In Canada, mobile banking is attracting small numbers of consumers who are essentially replicating their online banking habits.

Banks including RBC and Scotiabank offer the service and both say smartphones are key to its adoption.

While the Bank of Montreal says demand for mobile banking is still in its infancy and doesn't offer it, it's watching it with interest.

IDC Canada analyst Kevin Restivo said a lot of Canadians still don't have access to the web on their mobile phones and that's holding them back from trying the service.

"In the short term, it's very new to Canadians," said Restivo, who follows mobile devices and their applications.

Smartphones allow consumers to surf the Internet, access email, watch video, listen to music, play games and run applications such as stock trading platforms and airline boarding information.

In the next three to five years, mobile banking should become more popular as more consumers get smartphones and wireless network speeds increase making the experience easier, Restivo said.

Scotiabank's Mike Henry said it's mobile banking service has hadn't a high adoption rate, but noted that until recently cellphones didn't have the speed or quality of browser to provide a great user experience for consumers.

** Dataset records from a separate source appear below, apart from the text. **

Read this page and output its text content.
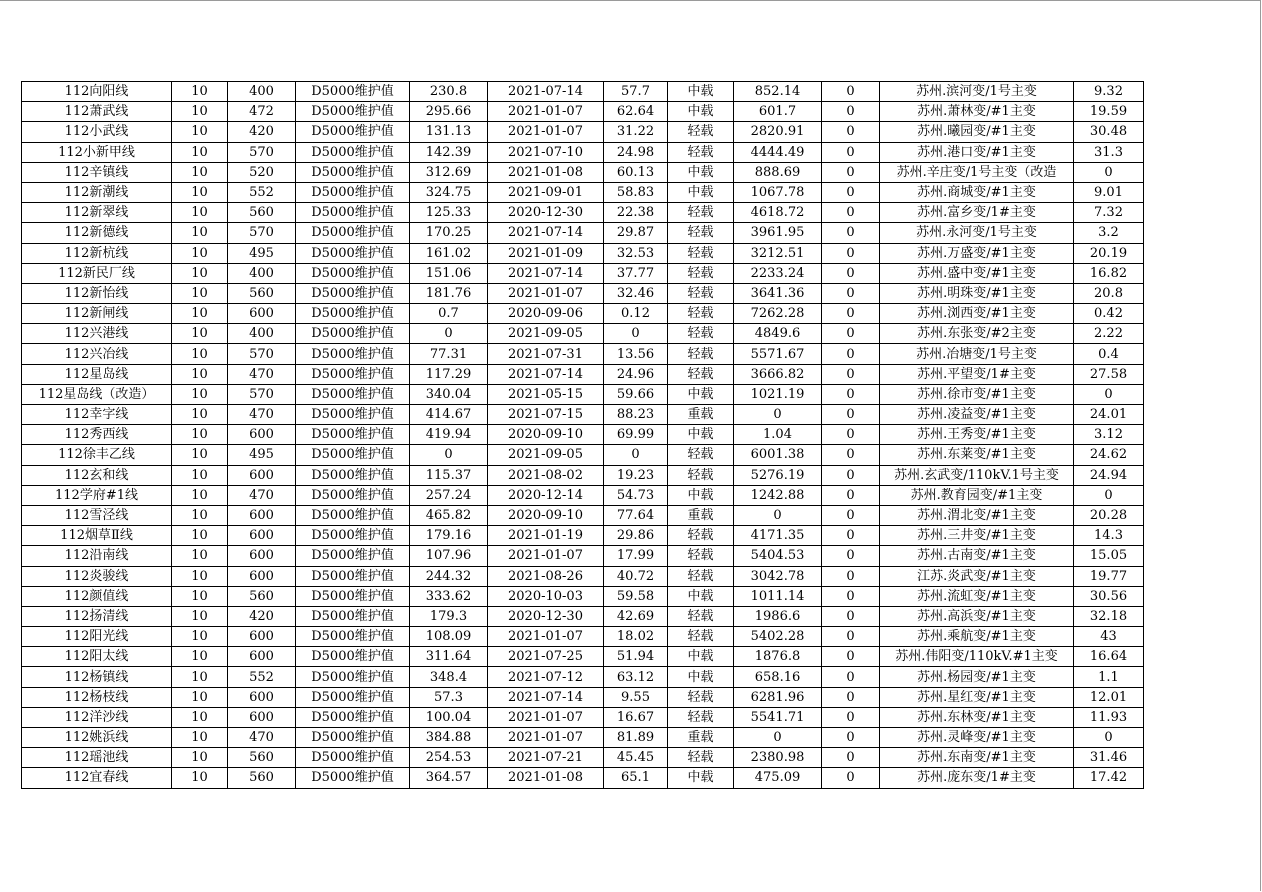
112向阳线	10	400	D5000维护值	230.8	2021-07-14	57.7	中载	852.14	0	苏州.滨河变/1号主变	9.32
112萧武线	10	472	D5000维护值	295.66	2021-01-07	62.64	中载	601.7	0	苏州.萧林变/#1主变	19.59
112小武线	10	420	D5000维护值	131.13	2021-01-07	31.22	轻载	2820.91	0	苏州.曦园变/#1主变	30.48
112小新甲线	10	570	D5000维护值	142.39	2021-07-10	24.98	轻载	4444.49	0	苏州.港口变/#1主变	31.3
112辛镇线	10	520	D5000维护值	312.69	2021-01-08	60.13	中载	888.69	0	苏州.辛庄变/1号主变（改造	0
112新潮线	10	552	D5000维护值	324.75	2021-09-01	58.83	中载	1067.78	0	苏州.商城变/#1主变	9.01
112新翠线	10	560	D5000维护值	125.33	2020-12-30	22.38	轻载	4618.72	0	苏州.富乡变/1#主变	7.32
112新德线	10	570	D5000维护值	170.25	2021-07-14	29.87	轻载	3961.95	0	苏州.永河变/1号主变	3.2
112新杭线	10	495	D5000维护值	161.02	2021-01-09	32.53	轻载	3212.51	0	苏州.万盛变/#1主变	20.19
112新民厂线	10	400	D5000维护值	151.06	2021-07-14	37.77	轻载	2233.24	0	苏州.盛中变/#1主变	16.82
112新怡线	10	560	D5000维护值	181.76	2021-01-07	32.46	轻载	3641.36	0	苏州.明珠变/#1主变	20.8
112新闸线	10	600	D5000维护值	0.7	2020-09-06	0.12	轻载	7262.28	0	苏州.浏西变/#1主变	0.42
112兴港线	10	400	D5000维护值	0	2021-09-05	0	轻载	4849.6	0	苏州.东张变/#2主变	2.22
112兴冶线	10	570	D5000维护值	77.31	2021-07-31	13.56	轻载	5571.67	0	苏州.冶塘变/1号主变	0.4
112星岛线	10	470	D5000维护值	117.29	2021-07-14	24.96	轻载	3666.82	0	苏州.平望变/1#主变	27.58
112星岛线（改造）	10	570	D5000维护值	340.04	2021-05-15	59.66	中载	1021.19	0	苏州.徐市变/#1主变	0
112幸字线	10	470	D5000维护值	414.67	2021-07-15	88.23	重载	0	0	苏州.凌益变/#1主变	24.01
112秀西线	10	600	D5000维护值	419.94	2020-09-10	69.99	中载	1.04	0	苏州.王秀变/#1主变	3.12
112徐丰乙线	10	495	D5000维护值	0	2021-09-05	0	轻载	6001.38	0	苏州.东莱变/#1主变	24.62
112玄和线	10	600	D5000维护值	115.37	2021-08-02	19.23	轻载	5276.19	0	苏州.玄武变/110kV.1号主变	24.94
112学府#1线	10	470	D5000维护值	257.24	2020-12-14	54.73	中载	1242.88	0	苏州.教育园变/#1主变	0
112雪泾线	10	600	D5000维护值	465.82	2020-09-10	77.64	重载	0	0	苏州.渭北变/#1主变	20.28
112烟草Ⅱ线	10	600	D5000维护值	179.16	2021-01-19	29.86	轻载	4171.35	0	苏州.三井变/#1主变	14.3
112沿南线	10	600	D5000维护值	107.96	2021-01-07	17.99	轻载	5404.53	0	苏州.古南变/#1主变	15.05
112炎骏线	10	600	D5000维护值	244.32	2021-08-26	40.72	轻载	3042.78	0	江苏.炎武变/#1主变	19.77
112颜值线	10	560	D5000维护值	333.62	2020-10-03	59.58	中载	1011.14	0	苏州.流虹变/#1主变	30.56
112扬清线	10	420	D5000维护值	179.3	2020-12-30	42.69	轻载	1986.6	0	苏州.高浜变/#1主变	32.18
112阳光线	10	600	D5000维护值	108.09	2021-01-07	18.02	轻载	5402.28	0	苏州.乘航变/#1主变	43
112阳太线	10	600	D5000维护值	311.64	2021-07-25	51.94	中载	1876.8	0	苏州.伟阳变/110kV.#1主变	16.64
112杨镇线	10	552	D5000维护值	348.4	2021-07-12	63.12	中载	658.16	0	苏州.杨园变/#1主变	1.1
112杨枝线	10	600	D5000维护值	57.3	2021-07-14	9.55	轻载	6281.96	0	苏州.星红变/#1主变	12.01
112洋沙线	10	600	D5000维护值	100.04	2021-01-07	16.67	轻载	5541.71	0	苏州.东林变/#1主变	11.93
112姚浜线	10	470	D5000维护值	384.88	2021-01-07	81.89	重载	0	0	苏州.灵峰变/#1主变	0
112瑶池线	10	560	D5000维护值	254.53	2021-07-21	45.45	轻载	2380.98	0	苏州.东南变/#1主变	31.46
112宜春线	10	560	D5000维护值	364.57	2021-01-08	65.1	中载	475.09	0	苏州.庞东变/1#主变	17.42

"We're seeing interest in this area growing now as smartphones become the norm," said Henry, senior vice-president of sales and service.

Analyst Emmett Higdon said mobile banking won't replace online banking because of the screen size and user experience.

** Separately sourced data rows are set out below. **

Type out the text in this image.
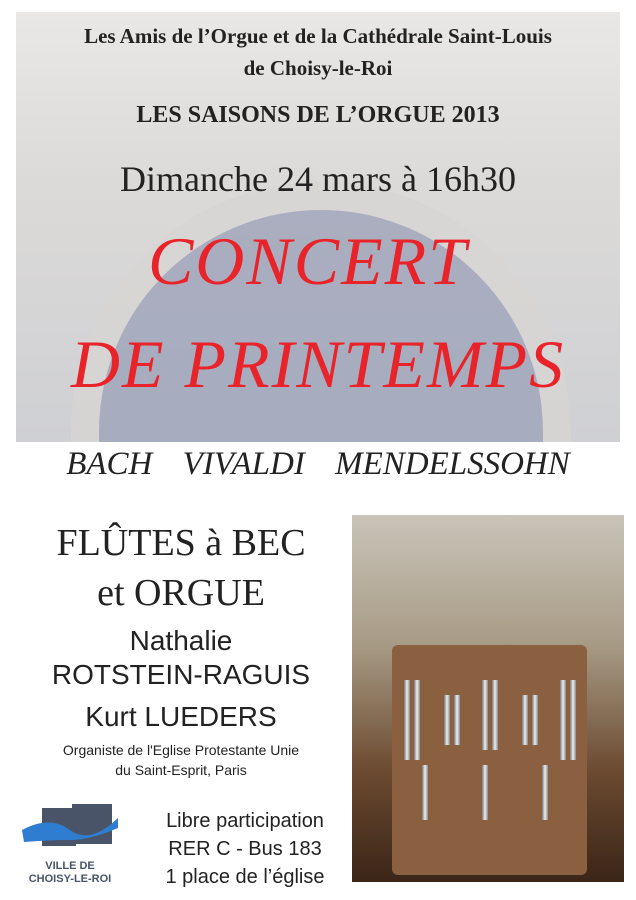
Les Amis de l’Orgue et de la Cathédrale Saint-Louis
de Choisy-le-Roi
LES SAISONS DE L’ORGUE 2013
Dimanche 24 mars à 16h30
CONCERT
DE PRINTEMPS
BACH VIVALDI MENDELSSOHN
FLÛTES à BEC
et ORGUE
Nathalie
ROTSTEIN-RAGUIS
Kurt LUEDERS
Organiste de l'Eglise Protestante Unie
du Saint-Esprit, Paris
VILLE DE
CHOISY-LE-ROI
Libre participation
RER C - Bus 183
1 place de l’église
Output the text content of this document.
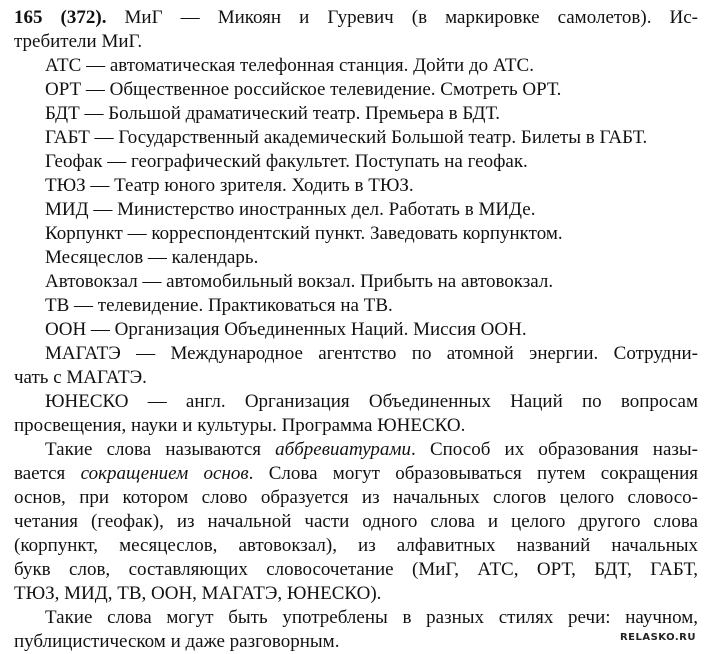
165 (372). МиГ — Микоян и Гуревич (в маркировке самолетов). Ис-
требители МиГ.
АТС — автоматическая телефонная станция. Дойти до АТС.
ОРТ — Общественное российское телевидение. Смотреть ОРТ.
БДТ — Большой драматический театр. Премьера в БДТ.
ГАБТ — Государственный академический Большой театр. Билеты в ГАБТ.
Геофак — географический факультет. Поступать на геофак.
ТЮЗ — Театр юного зрителя. Ходить в ТЮЗ.
МИД — Министерство иностранных дел. Работать в МИДе.
Корпункт — корреспондентский пункт. Заведовать корпунктом.
Месяцеслов — календарь.
Автовокзал — автомобильный вокзал. Прибыть на автовокзал.
ТВ — телевидение. Практиковаться на ТВ.
ООН — Организация Объединенных Наций. Миссия ООН.
МАГАТЭ — Международное агентство по атомной энергии. Сотрудни-
чать с МАГАТЭ.
ЮНЕСКО — англ. Организация Объединенных Наций по вопросам
просвещения, науки и культуры. Программа ЮНЕСКО.
Такие слова называются аббревиатурами. Способ их образования назы-
вается сокращением основ. Слова могут образовываться путем сокращения
основ, при котором слово образуется из начальных слогов целого словосо-
четания (геофак), из начальной части одного слова и целого другого слова
(корпункт, месяцеслов, автовокзал), из алфавитных названий начальных
букв слов, составляющих словосочетание (МиГ, АТС, ОРТ, БДТ, ГАБТ,
ТЮЗ, МИД, ТВ, ООН, МАГАТЭ, ЮНЕСКО).
Такие слова могут быть употреблены в разных стилях речи: научном,
публицистическом и даже разговорным.	RELASKO.RU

"In most cases, it's simply more difficult to do something on your mobile than it is to go and do it online," said Higdon, senior analyst in electronic business at U.S.-based Forrester Research.

However, consumers who use mobile phones to do banking are doing it because "it's in their pocket, it's available any time, anywhere," Higdon said from Charlotte, N.C.

Devin Sawyer, director of mobile channel for RBC, said customers using it have smartphones and an "untethered lifestyle" that often has them away from their desk and computer.

"It's safe to say adoption is relatively low but steadily growing," Sawyer said.

Younger consumers will push the adoption of mobile banking, he said.

"This younger generation is born to the view that there is no limit as to what a smartphone can do. So they will have an expectation going forward that there is no limit to where online banking can go."

Aran Hamilton, of Toronto-based EnStream which has launched a mobile payment service called Zoompass, said one of the challenges to get consumers to adopt banking on cellphones is the "so what factor."

"They don't actually know why they want to do mobile banking," said Hamilton, vice-president of strategic partnerships.

Hamilton believes that will change when consumers can do transactions with family and friends and businesses, making the mobile phone like a digital wallet.

EnStream is a joint venture owned by the three major Canadian wireless carriers, Bell Mobility, Rogers Communications Inc. and Telus Corp. Hamilton said he is discussing partnerships with several Canadian banks for Zoompass.

Higdon said banking on cellphones isn't expected to really take off until mobile payments and commerce really start to take off.

"Right now, the biggest hurdle quite simply is the mobile banking that's out there is, really, simply duplicating what the customer already has available in many other channels, be that the branch, the ATM and particularly online."

Higdon said in the United States, about 10 per cent of consumers say they have used mobile banking.

"It's smaller in Canada simply because the Canadian institutions haven't pushing it as much as in the U.S."